Martha Stewart Living acquired for $353 million

  • Associated Press
  • Monday, June 22, 2015 8:27am
  • Business

NEW YORK — Martha Stewart’s empire of recipes, spatulas, pots and books is heading to a new place.

Martha Stewart Living Omnimedia will be acquired by Sequential Brands in a cash-and-stock deal valued at about $353 million.

Martha Stewart will remain as chief creative officer and will be nominated for the board, where she is now non-executive chair. She’ll also be a “significant” stockholder.

Sequential Brands Group Inc., which owns and licenses a number of consumer brands including Ellen Tracy, Jessica Simpson and Linens ’n Things, will pay $6.15 per share. That is below the company’s Friday closing price of $6.98. Shares tumbled 14 percent in early trading.

The deal is expected to close in the second half of the year.

In a statement released Monday, Stewart called the deal a “transformational merger.”

“The Sequential team is smart, hardworking, and understands the power and limitless opportunity of the Martha Stewart brand and its formidable design, editorial and marketing teams,” she said.

The deal to sell the company ends the era of an independent publishing and merchandising empire founded by the domestic doyenne in 1997.

Over the past decade, however, the empire has been unraveling. Stewart’s own legal woes in 2004 led to a five-month prison sentence.

Stewart Living Omnimedia Inc. became beset by the same challenges facing the entire media industry as her fans went online to get tips on cooking and decorating. Publishing had been the mainstay of her empire, but it has been replaced by merchandising.

Martha Stewart also became ensnared in a three-year court battle with J.C. Penney and Macy’s over the sale of her merchandise.

The sale follows Martha Stewart Living’s agreement in October to allow Meredith Corp. to take over ad sales, circulation and production for its magazines.

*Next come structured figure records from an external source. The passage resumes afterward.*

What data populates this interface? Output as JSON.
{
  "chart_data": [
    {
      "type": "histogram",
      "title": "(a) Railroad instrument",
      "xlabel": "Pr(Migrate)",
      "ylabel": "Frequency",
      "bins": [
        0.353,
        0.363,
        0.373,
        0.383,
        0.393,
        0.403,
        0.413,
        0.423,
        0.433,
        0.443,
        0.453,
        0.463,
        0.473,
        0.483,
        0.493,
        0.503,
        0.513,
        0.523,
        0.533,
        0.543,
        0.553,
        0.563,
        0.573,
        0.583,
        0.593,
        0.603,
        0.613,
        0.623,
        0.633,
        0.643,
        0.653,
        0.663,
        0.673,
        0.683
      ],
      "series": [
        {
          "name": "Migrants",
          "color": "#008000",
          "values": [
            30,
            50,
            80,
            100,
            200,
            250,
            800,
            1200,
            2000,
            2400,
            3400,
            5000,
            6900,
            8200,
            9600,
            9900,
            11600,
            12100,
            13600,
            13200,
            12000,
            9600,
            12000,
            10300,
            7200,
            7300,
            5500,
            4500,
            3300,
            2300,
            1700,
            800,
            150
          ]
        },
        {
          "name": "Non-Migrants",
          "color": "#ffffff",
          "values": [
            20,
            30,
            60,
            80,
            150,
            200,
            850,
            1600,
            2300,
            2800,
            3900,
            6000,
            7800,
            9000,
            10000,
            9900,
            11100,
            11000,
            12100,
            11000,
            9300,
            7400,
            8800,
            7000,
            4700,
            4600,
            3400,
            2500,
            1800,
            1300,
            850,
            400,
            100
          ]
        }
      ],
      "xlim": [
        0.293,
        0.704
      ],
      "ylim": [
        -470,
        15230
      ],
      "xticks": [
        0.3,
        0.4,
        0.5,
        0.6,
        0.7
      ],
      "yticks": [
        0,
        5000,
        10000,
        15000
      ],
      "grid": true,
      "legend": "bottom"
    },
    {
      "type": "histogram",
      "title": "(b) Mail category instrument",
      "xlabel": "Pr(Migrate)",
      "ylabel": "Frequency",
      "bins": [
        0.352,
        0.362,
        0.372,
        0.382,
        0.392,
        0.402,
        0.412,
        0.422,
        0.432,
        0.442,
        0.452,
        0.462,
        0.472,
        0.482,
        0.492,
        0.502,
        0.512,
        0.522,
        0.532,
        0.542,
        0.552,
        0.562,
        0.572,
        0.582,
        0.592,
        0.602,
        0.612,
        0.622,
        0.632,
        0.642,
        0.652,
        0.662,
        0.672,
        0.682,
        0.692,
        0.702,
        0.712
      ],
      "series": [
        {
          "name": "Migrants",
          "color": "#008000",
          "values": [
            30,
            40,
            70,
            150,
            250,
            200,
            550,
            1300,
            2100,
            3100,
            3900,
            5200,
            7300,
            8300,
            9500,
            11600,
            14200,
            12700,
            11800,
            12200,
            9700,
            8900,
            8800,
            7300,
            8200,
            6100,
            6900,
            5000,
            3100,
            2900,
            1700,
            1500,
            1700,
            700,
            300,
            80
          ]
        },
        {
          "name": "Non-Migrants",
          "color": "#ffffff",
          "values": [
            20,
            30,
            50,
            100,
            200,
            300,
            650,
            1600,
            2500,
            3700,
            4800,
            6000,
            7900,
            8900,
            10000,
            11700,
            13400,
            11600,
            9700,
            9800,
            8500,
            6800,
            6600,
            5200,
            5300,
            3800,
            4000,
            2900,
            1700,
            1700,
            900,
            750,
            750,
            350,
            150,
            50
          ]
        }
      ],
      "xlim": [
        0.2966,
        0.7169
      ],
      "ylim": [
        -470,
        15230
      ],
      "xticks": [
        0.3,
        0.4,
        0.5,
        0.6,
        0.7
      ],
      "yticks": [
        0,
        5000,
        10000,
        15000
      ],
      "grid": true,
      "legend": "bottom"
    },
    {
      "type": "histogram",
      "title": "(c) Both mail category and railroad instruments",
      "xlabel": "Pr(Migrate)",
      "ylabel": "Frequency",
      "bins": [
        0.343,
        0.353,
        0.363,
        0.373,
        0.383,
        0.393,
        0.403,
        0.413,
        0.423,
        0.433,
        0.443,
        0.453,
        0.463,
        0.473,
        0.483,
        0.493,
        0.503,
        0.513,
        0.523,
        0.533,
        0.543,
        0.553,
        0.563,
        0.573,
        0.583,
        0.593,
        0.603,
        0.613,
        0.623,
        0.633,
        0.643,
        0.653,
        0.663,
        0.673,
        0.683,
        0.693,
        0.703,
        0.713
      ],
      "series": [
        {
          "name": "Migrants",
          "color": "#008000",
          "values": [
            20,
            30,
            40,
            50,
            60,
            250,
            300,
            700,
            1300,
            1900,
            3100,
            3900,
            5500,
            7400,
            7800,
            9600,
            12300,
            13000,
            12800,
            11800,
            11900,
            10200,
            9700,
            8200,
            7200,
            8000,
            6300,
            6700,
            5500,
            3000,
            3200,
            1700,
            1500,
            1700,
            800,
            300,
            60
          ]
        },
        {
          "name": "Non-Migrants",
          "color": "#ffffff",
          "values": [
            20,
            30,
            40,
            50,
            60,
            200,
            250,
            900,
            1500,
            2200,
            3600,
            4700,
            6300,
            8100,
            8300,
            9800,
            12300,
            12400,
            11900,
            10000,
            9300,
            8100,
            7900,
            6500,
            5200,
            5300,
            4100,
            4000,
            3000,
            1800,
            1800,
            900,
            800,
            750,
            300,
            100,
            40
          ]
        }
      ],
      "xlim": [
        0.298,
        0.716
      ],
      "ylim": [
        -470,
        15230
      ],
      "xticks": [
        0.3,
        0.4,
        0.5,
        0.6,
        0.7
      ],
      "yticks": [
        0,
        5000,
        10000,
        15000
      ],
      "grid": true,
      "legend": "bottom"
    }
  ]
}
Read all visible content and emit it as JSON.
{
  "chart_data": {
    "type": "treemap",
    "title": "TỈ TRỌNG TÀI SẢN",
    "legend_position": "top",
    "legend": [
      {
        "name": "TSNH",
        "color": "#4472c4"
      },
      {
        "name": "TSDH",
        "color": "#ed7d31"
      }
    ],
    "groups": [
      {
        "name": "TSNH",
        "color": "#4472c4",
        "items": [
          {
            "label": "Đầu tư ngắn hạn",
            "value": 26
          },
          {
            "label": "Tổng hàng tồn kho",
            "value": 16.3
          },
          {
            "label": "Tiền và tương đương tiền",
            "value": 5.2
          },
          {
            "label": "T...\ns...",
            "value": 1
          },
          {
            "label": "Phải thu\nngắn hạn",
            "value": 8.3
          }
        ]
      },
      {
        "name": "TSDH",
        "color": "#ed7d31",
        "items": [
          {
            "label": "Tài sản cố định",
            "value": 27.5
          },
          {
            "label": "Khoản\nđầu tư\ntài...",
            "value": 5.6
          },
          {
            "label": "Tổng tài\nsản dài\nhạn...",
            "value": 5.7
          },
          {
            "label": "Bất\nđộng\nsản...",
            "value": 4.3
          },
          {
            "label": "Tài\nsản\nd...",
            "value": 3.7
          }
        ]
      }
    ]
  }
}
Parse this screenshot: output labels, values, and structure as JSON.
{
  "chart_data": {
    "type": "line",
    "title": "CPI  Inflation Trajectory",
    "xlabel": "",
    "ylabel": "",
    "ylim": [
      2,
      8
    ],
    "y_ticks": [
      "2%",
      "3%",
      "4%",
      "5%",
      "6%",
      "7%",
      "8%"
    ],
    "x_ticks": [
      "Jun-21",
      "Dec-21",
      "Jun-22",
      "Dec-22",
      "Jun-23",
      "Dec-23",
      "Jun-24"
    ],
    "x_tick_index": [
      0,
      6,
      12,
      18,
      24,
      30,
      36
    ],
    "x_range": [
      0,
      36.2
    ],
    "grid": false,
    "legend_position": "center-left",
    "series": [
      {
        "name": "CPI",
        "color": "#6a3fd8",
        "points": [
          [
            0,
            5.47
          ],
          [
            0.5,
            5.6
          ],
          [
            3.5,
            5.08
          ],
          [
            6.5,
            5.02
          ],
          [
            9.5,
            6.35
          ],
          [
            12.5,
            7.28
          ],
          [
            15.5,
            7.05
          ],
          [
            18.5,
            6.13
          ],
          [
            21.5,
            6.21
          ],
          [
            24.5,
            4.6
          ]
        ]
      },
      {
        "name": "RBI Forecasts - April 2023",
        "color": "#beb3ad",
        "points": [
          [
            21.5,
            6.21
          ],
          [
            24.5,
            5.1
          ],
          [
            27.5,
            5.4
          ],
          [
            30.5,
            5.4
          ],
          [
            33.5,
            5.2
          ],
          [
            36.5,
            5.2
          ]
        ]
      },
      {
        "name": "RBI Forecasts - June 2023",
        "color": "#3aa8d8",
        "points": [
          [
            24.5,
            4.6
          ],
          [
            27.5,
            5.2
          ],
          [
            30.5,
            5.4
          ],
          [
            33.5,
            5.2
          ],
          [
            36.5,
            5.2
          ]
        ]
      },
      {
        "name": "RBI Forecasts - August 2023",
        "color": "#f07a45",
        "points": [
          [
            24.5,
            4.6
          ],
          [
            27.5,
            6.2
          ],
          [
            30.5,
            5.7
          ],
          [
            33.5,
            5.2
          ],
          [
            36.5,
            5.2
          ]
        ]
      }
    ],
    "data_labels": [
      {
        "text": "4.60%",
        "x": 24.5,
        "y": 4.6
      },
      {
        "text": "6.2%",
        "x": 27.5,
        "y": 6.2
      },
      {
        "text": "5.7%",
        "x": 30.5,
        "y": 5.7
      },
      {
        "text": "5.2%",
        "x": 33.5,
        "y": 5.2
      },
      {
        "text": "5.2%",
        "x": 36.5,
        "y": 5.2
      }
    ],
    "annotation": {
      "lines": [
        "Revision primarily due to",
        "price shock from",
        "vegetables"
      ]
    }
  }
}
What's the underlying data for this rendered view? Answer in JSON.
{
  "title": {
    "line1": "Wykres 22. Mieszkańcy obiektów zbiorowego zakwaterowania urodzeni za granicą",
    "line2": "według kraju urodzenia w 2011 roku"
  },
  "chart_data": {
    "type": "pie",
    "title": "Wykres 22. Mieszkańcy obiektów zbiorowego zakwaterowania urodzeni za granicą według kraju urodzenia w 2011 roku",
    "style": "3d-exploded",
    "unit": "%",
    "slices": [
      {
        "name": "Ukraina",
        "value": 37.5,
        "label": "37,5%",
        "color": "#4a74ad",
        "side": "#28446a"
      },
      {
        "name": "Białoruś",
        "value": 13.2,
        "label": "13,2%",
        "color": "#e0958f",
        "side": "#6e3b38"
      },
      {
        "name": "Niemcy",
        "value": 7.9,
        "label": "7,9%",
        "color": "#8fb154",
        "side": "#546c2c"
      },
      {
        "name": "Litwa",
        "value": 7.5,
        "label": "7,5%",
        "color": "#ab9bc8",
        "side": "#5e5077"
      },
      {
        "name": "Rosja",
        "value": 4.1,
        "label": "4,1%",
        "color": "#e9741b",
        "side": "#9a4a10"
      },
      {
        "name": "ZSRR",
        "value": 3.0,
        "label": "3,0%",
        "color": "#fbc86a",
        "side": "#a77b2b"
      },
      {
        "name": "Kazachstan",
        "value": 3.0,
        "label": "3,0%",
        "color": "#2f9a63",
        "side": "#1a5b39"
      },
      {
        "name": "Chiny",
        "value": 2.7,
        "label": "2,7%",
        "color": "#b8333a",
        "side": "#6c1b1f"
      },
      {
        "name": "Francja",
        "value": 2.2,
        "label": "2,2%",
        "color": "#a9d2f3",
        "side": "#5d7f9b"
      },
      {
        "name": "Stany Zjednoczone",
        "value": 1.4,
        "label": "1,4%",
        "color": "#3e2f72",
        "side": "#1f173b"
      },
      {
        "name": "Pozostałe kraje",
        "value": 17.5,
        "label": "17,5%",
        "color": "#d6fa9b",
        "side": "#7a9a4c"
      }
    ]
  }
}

The goal: to focus on creating content and products such as furniture, crafting tools and pet products. In May, Martha Stewart reported a nearly 50 percent drop in first-quarter revenue as it handed over control to Meredith.

In the latest quarter, publishing revenue fell 70 percent to $5.7 million, revenue for its merchandising business fell 16 percent to $10.9 million and revenue in its broadcasting unit fell 46 percent to $367,000. Products are sold by several retailers including The Home Depot, Macy’s and PetSmart. In 2012 the company discontinued Whole Living and made Everyday Food, a supplementary issue to its flagship Martha Stewart Living.

Martha Stewart Living has reported annual losses every year since 2003 with the exception of 2007. For the past seven years, the company’s annual sales have been on a downward slope, reaching $141.9 million last year, down from $327.9 million in 2007.

Company shares have been on decline since 2006 when it traded at around $21. For the past five years, shares have mostly been trading under $5.

Stewart rejoined the board of Martha Stewart Living in September 2011 at the end of a five-year ban that was part of a settlement with federal regulators related to her conviction.

Stewart was convicted in 2004 on federal criminal charges of lying to prosecutors about selling ImClone shares a day before the Food and Drug Administration announced it declined to review the company’s application for a cancer drug.